Le suspense est au rendez-vous

'je n'aime pas la littérature unidimensionnelle.'
"Je n'aime pas la littérature unidimensionnelle." © L'Internaute Magazine / Marie Bruggeman

Les rebondissements se succèdent à un rythme effréné : acquisition par le Louvre d'un trésor mystérieux appelé l'Or d'Alexandre, des tableaux du musée qui se révèlent être des copies, meurtre d'une spécialiste de la Grèce antique, découverte de toiles spoliées par les nazis? N'avez-vous pas eu peur d'en faire trop et de perdre le lecteur différentes ?


Olivier Delorme : Je n'aime pas la littérature unidimensionnelle qui vous mène en ligne droite d'un point à un autre. Je n'aime pas la littérature cachexique qui met une idée par livre de cent pages en gros caractères. Une littérature de pingre ; je suis généreux à table comme au lit ou en littérature. Lorsque je lis un roman, j'aime qu'on me balade, qu'on me trompe, qu'on me conduise dans des impasses, que j'y sente le vent du large et que j'y entende la rumeur du monde. J'aime me plonger, m'immerger dans l'univers d'un auteur. Chaque livre est pour moi un voyage. J'écris les livres que j'aime lire : j'adore Eco, Durrell, Ellroy ; on s'y demande parfois où l'on en est, on y est parfois dérouté, perdu. J'aime aussi qu'on m'égare. Dans Le Comte de Monte Cristo, Dumas nous promène de la prise de Janina par les Turcs aux caches des bandits italiens.

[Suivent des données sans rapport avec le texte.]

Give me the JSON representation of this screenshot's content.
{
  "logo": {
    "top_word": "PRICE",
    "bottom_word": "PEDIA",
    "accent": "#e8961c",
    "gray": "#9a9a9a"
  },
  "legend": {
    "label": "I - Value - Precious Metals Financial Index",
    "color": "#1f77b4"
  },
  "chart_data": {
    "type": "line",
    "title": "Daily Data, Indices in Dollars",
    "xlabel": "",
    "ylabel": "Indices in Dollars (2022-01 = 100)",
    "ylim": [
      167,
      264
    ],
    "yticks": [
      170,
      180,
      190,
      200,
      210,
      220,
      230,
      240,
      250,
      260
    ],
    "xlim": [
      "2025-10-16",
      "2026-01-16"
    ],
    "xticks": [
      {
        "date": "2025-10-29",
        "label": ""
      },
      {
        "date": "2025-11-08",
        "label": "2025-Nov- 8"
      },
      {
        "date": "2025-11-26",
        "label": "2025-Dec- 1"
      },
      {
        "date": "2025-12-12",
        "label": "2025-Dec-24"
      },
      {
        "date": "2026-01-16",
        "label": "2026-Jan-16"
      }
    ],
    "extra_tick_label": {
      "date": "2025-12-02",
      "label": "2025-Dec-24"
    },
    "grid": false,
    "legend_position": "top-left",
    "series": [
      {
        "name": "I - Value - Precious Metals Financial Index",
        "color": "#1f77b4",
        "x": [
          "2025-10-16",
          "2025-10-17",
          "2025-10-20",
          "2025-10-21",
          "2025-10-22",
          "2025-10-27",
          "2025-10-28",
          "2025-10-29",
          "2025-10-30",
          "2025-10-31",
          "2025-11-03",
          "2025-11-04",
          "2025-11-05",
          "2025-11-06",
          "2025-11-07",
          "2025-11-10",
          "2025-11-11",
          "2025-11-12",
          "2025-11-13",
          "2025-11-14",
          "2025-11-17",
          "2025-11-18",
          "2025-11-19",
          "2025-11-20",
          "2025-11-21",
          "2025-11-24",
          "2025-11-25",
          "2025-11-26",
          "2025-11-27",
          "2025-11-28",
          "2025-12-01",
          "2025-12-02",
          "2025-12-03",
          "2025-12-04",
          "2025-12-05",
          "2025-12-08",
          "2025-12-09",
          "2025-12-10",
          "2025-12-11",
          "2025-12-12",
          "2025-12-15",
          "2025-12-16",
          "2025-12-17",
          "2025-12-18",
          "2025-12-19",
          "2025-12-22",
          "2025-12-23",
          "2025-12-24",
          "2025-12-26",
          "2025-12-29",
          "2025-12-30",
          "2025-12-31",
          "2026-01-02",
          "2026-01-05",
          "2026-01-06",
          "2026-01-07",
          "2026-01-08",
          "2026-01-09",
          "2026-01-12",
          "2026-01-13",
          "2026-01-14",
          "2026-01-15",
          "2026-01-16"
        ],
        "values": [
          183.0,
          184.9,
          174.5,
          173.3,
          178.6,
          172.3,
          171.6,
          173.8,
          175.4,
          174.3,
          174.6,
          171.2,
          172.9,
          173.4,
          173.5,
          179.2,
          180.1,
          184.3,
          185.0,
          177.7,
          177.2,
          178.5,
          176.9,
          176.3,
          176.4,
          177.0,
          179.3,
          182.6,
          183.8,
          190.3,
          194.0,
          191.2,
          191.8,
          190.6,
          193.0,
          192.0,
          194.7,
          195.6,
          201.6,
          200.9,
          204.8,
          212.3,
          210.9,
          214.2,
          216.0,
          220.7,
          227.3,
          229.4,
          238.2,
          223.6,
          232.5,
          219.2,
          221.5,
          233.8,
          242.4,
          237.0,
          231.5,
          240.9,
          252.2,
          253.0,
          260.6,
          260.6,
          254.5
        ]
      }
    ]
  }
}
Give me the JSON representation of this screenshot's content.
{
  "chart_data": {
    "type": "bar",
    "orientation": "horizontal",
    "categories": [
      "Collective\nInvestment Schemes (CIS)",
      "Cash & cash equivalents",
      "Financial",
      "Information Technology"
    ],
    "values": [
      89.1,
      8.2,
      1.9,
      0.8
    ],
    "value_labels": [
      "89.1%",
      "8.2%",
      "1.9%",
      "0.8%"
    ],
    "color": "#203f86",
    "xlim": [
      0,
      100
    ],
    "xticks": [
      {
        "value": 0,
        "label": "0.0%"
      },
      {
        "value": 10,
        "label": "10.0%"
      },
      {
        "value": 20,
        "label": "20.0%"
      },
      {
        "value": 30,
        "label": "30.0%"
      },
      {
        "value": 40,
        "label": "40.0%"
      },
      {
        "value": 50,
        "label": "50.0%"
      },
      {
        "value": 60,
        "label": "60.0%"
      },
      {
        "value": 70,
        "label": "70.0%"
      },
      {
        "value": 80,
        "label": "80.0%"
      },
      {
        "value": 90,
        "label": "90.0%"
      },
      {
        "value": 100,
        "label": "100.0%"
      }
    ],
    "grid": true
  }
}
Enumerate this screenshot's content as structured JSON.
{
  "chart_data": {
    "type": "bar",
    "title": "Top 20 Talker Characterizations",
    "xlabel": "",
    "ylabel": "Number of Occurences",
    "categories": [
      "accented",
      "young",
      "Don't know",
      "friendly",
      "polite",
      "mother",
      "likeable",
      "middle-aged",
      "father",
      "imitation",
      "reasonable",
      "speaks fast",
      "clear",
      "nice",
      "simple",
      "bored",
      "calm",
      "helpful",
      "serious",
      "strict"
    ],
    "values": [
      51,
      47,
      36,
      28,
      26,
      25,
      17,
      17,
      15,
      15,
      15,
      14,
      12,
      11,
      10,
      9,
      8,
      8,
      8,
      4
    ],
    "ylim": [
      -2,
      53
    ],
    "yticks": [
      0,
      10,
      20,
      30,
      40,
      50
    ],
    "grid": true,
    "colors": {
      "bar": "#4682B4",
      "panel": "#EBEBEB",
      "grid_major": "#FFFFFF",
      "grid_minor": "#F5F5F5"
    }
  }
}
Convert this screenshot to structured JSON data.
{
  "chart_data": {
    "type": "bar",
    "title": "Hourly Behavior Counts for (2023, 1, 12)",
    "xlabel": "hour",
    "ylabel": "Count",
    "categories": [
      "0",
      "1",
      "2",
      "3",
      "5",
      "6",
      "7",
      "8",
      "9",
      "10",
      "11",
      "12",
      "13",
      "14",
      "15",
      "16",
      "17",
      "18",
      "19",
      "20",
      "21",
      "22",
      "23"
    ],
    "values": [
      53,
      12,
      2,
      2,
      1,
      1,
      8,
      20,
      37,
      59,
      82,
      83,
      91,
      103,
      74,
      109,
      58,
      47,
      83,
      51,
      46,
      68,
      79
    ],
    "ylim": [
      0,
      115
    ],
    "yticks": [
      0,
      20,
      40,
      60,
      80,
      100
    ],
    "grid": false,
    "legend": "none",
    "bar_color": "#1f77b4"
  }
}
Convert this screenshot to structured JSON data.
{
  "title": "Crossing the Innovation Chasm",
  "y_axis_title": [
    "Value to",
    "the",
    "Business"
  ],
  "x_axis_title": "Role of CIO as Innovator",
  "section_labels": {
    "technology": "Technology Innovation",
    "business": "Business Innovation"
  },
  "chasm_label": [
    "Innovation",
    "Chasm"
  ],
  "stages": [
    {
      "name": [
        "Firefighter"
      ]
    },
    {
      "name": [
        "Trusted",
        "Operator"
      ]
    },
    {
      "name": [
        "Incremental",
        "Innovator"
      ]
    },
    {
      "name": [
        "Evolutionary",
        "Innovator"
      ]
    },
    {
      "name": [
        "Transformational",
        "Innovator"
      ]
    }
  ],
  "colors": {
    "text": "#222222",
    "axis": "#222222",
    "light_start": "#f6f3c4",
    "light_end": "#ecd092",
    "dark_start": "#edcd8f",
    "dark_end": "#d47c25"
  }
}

"Delorme nous cultive en nous passionnant."

Les critiques que des lecteurs ont laissé sur des blogs, sur leur site ou sur le mien semblent indiquer que lorsqu'on ouvre ce livre, on a un peu de mal à le lâcher. L'un d'eux emploie une métaphore ferroviaire qui m'a beaucoup plu, d'un train qui roule à toute vitesse, "s'arrête net, vous coupant le souffle, pour prendre une autre voie que vous n'aviez même pas vue. Mais à côté de cela, la vitesse du train ne vous empêche pas de vous imprégner d'un paysage baigné de rivages grecs aux statues antiques et de couloirs de musée décorés des plus beaux tableaux que l'humanité a produits. Bref, Delorme nous cultive en nous passionnant. "

C'est exactement ce que j'ai voulu faire. Le succès de la Quatrième Révélation m'a montré que le suspense était un excellent moyen pour embarquer le lecteur et le bousculer en lui racontant des choses auxquelles il ne s'attendait pas. Captiver par une intrigue à rebondissements, cela permet de parler au lecteur de tel épisode de l'histoire, de tel courant philosophique, de tel sujet politique, social ou religieux.

"Le suspense est un excellent moyen pour embarquer le lecteur et le bousculer en lui racontant des choses auxquelles il ne s'attendait pas."

Et puis, fondamentalement, contrairement à la logique qui préside à la littérature cachexique de produits formatés censés répondre aux attentes du consommateur, je fais le pari de l'intelligence et de la curiosité. Je me souviendai longtemps d'un lecteur de La Quatrième Révélation, routier de profession, venu me dire dans une rencontre lyonnaise que, sitôt après avoir lu mon roman, il était allé demander à son libraire un livre sur la mythologie grecque parce que ce que j'en racontais l'avait passionné et qu'il avait eu envie d'en savoir plus. C'est un des plus beaux compliments qu'on m'ait jamais fait.